Furthermore, we decided to focus on physical expression and play with giving and taking it from the participant. We want interactivity to subsume the participant, and encourage them to let loose: to scream their hearts out, to sing, to swing and dance, to create music with their body, all in connection to the understanding and progress of the main narrative. The world should and will respond to any agency exercised at every step of the experience. At the same time, we will experiment with taking agency away, such that the loss is keenly felt.
We are also approaching the development of this experience from a “sound-first” perspective, which essentially means sound design and score influence the visual design as much as the other way round. We want the emotion to come from performing interactive tasks and the harmony of sound with this interaction, and therefore very much from “storyliving” and not traditional “storytelling”.

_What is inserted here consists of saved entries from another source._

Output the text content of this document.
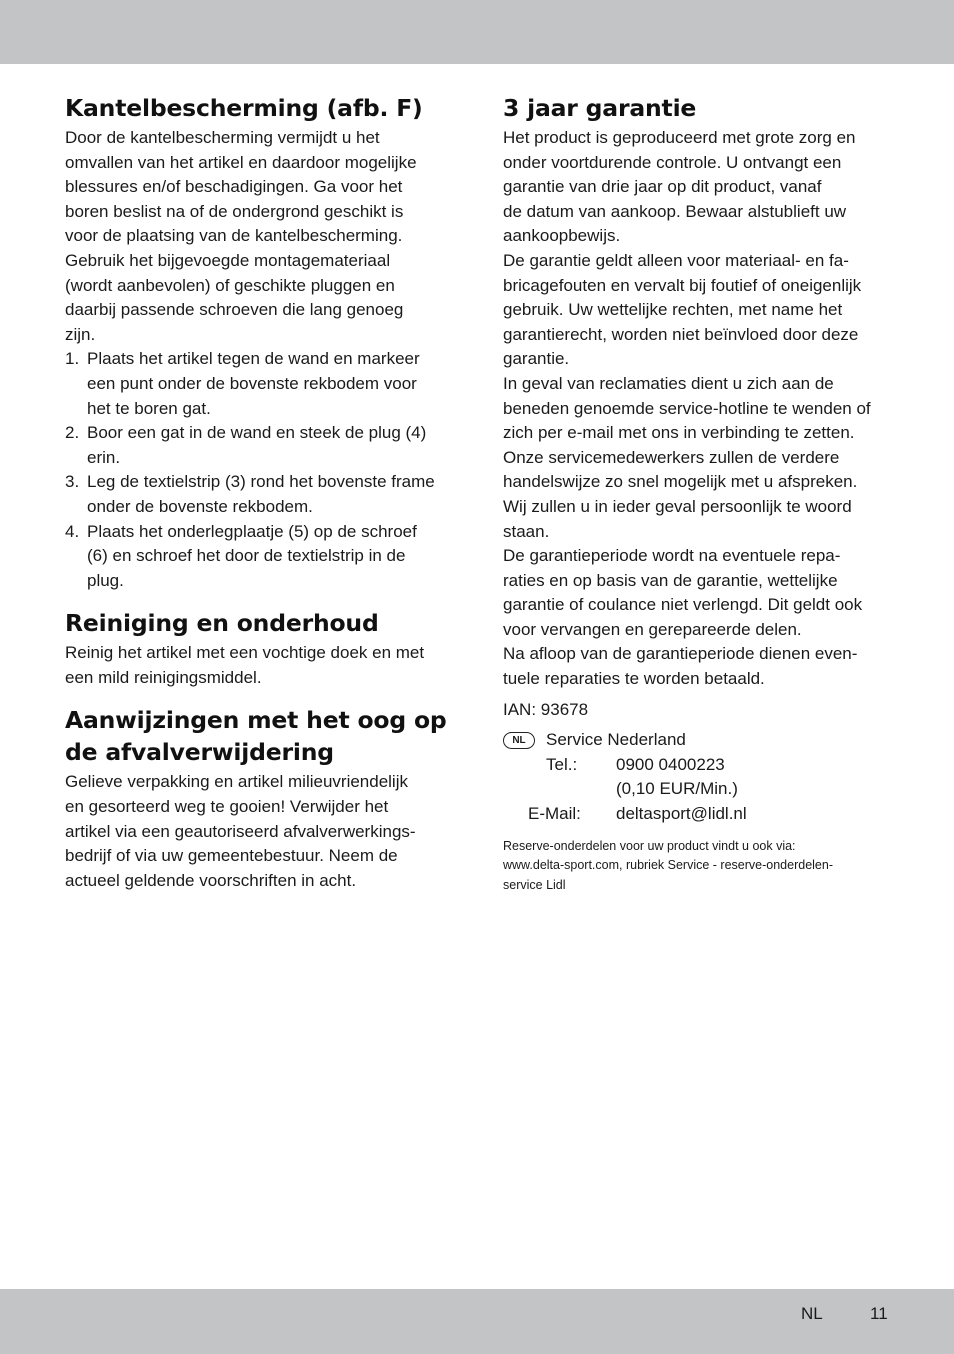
Kantelbescherming (afb. F)

Door de kantelbescherming vermijdt u het

omvallen van het artikel en daardoor mogelijke

blessures en/of beschadigingen. Ga voor het

boren beslist na of de ondergrond geschikt is

voor de plaatsing van de kantelbescherming.

Gebruik het bijgevoegde montagemateriaal

(wordt aanbevolen) of geschikte pluggen en

daarbij passende schroeven die lang genoeg

zijn.

1. Plaats het artikel tegen de wand en markeer
een punt onder de bovenste rekbodem voor
het te boren gat.
2. Boor een gat in de wand en steek de plug (4)
erin.
3. Leg de textielstrip (3) rond het bovenste frame
onder de bovenste rekbodem.
4. Plaats het onderlegplaatje (5) op de schroef
(6) en schroef het door de textielstrip in de
plug.
Reiniging en onderhoud

Reinig het artikel met een vochtige doek en met

een mild reinigingsmiddel.

Aanwijzingen met het oog op
de afvalverwijdering

Gelieve verpakking en artikel milieuvriendelijk

en gesorteerd weg te gooien! Verwijder het

artikel via een geautoriseerd afvalverwerkings-

bedrijf of via uw gemeentebestuur. Neem de

actueel geldende voorschriften in acht.

3 jaar garantie

Het product is geproduceerd met grote zorg en

onder voortdurende controle. U ontvangt een

garantie van drie jaar op dit product, vanaf

de datum van aankoop. Bewaar alstublieft uw

aankoopbewijs.

De garantie geldt alleen voor materiaal- en fa-

bricagefouten en vervalt bij foutief of oneigenlijk

gebruik. Uw wettelijke rechten, met name het

garantierecht, worden niet beïnvloed door deze

garantie.

In geval van reclamaties dient u zich aan de

beneden genoemde service-hotline te wenden of

zich per e-mail met ons in verbinding te zetten.

Onze servicemedewerkers zullen de verdere

handelswijze zo snel mogelijk met u afspreken.

Wij zullen u in ieder geval persoonlijk te woord

staan.

De garantieperiode wordt na eventuele repa-

raties en op basis van de garantie, wettelijke

garantie of coulance niet verlengd. Dit geldt ook

voor vervangen en gerepareerde delen.

Na afloop van de garantieperiode dienen even-

tuele reparaties te worden betaald.

IAN: 93678

NL	Service Nederland
Tel.: 0900 0400223
(0,10 EUR/Min.)
E-Mail: deltasport@lidl.nl
Reserve-onderdelen voor uw product vindt u ook via:
www.delta-sport.com, rubriek Service - reserve-onderdelen-
service Lidl
NL	11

The story starts before a person dons the headset and ends long after they have removed it. The space/installation will enable the person in the headset to become a performer via the acts he/she is performing inside the virtual space, while simultaneously obscuring them enough for them to express themselves without worrying about other people. Is there a way to create an experience out of this for onlookers, a way to connect the virtual and real worlds with every participant’s story experience? Can a participant unwittingly perform a narrative that contains the essence of the story? Can there be a spontaneous creation of actor and audience?
By bringing together these components, we want to create a work that is accessible to anyone in the world, independent of language and free of assumptions based on culture and geography. We want to create an experience where you are not separate from the story.